She circled her neck with her hands as though she must clasp something, and it would have been too silly to fondle his ugly hat. And he would remember he had forgotten it; he would come back. She dared not see him. “I love him,” she cried out, “too much to want to see him!” She paused, astonished. “I suppose that’s how he feels about me. How wonderful!” She looked round at the furniture, so still and unmoved by the happy bewilderment in which she found herself. The piano was mute; the lamps burned steadily; the chair in which Charles had sat was unconscious of its privilege; even the fire’s flames had subsided; and she was intensely, madly, joyously alive. “It’s too much,” she said, “too much!” And for the first time she was ashamed of her episode with Francis Sales. “Playing at love,” she whispered.
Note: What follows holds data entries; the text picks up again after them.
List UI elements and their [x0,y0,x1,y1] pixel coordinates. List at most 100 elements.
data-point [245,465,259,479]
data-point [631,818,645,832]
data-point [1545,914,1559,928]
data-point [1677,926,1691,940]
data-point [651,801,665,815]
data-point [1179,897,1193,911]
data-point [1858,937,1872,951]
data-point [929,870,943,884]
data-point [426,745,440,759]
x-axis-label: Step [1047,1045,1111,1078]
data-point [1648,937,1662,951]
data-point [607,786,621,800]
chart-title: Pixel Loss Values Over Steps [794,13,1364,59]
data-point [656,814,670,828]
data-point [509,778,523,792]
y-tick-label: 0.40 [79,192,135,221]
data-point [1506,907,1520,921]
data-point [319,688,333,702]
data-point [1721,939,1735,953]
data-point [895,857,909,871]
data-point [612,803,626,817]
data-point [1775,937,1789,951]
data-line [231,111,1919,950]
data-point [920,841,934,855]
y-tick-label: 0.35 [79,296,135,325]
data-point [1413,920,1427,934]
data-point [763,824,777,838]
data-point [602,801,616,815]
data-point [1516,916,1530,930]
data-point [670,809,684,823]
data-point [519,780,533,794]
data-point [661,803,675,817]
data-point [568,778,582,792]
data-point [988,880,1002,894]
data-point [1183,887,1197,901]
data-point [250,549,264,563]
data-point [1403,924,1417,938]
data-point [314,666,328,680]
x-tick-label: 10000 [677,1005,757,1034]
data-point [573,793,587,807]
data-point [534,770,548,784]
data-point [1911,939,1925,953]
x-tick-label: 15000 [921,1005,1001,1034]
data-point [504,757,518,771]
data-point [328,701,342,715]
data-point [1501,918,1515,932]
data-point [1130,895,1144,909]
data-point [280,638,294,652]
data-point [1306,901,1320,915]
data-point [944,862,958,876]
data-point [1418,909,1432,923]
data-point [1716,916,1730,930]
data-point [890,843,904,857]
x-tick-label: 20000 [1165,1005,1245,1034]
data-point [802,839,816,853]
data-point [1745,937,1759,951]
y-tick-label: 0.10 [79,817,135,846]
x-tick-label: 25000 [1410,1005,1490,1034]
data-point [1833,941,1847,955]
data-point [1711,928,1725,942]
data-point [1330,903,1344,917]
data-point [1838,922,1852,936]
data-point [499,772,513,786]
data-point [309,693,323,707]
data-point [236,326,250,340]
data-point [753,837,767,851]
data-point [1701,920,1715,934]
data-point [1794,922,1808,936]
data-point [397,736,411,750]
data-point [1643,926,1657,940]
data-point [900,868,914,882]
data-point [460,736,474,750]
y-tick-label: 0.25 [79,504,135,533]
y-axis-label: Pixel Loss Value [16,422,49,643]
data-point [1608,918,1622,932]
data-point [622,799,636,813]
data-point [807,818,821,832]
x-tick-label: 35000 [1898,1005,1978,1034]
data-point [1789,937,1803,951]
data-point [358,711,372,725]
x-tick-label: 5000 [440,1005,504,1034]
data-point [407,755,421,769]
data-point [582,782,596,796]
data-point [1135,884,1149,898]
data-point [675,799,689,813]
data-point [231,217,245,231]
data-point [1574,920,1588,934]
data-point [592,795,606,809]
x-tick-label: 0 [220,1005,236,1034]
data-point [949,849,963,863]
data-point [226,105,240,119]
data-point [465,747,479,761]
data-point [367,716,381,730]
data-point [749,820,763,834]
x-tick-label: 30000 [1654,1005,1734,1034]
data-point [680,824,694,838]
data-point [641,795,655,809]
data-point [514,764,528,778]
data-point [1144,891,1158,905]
But Charles would be coming back and, tiptoeing as though he might hear her from the street, she picked up his hat and stick and laid them neatly on the step outside the front door.

She slept with the profundity of her happiness and descended to breakfast in a dream. Only the sight of Rose’s tired face reminded her that Aunt Sophia was ill. She had had a bad night, but she was better.

“She’s not going to die, too, is she?” Henrietta asked, and she had a sad vision of Aunt Rose living all alone in Nelson Lodge.

“She may live for a long time, but the doctor says she may die at any moment.”

“I don’t suppose she wants to live.”

“What makes you think that?”

“Because of Aunt Caroline—and—other people. But if she dies, whatever will you do?”

The question amused Rose. “Go and see the world at last,” she said. “Perhaps you will come, too.”

Henrietta laughed and flushed and became serious. “She mustn’t die.”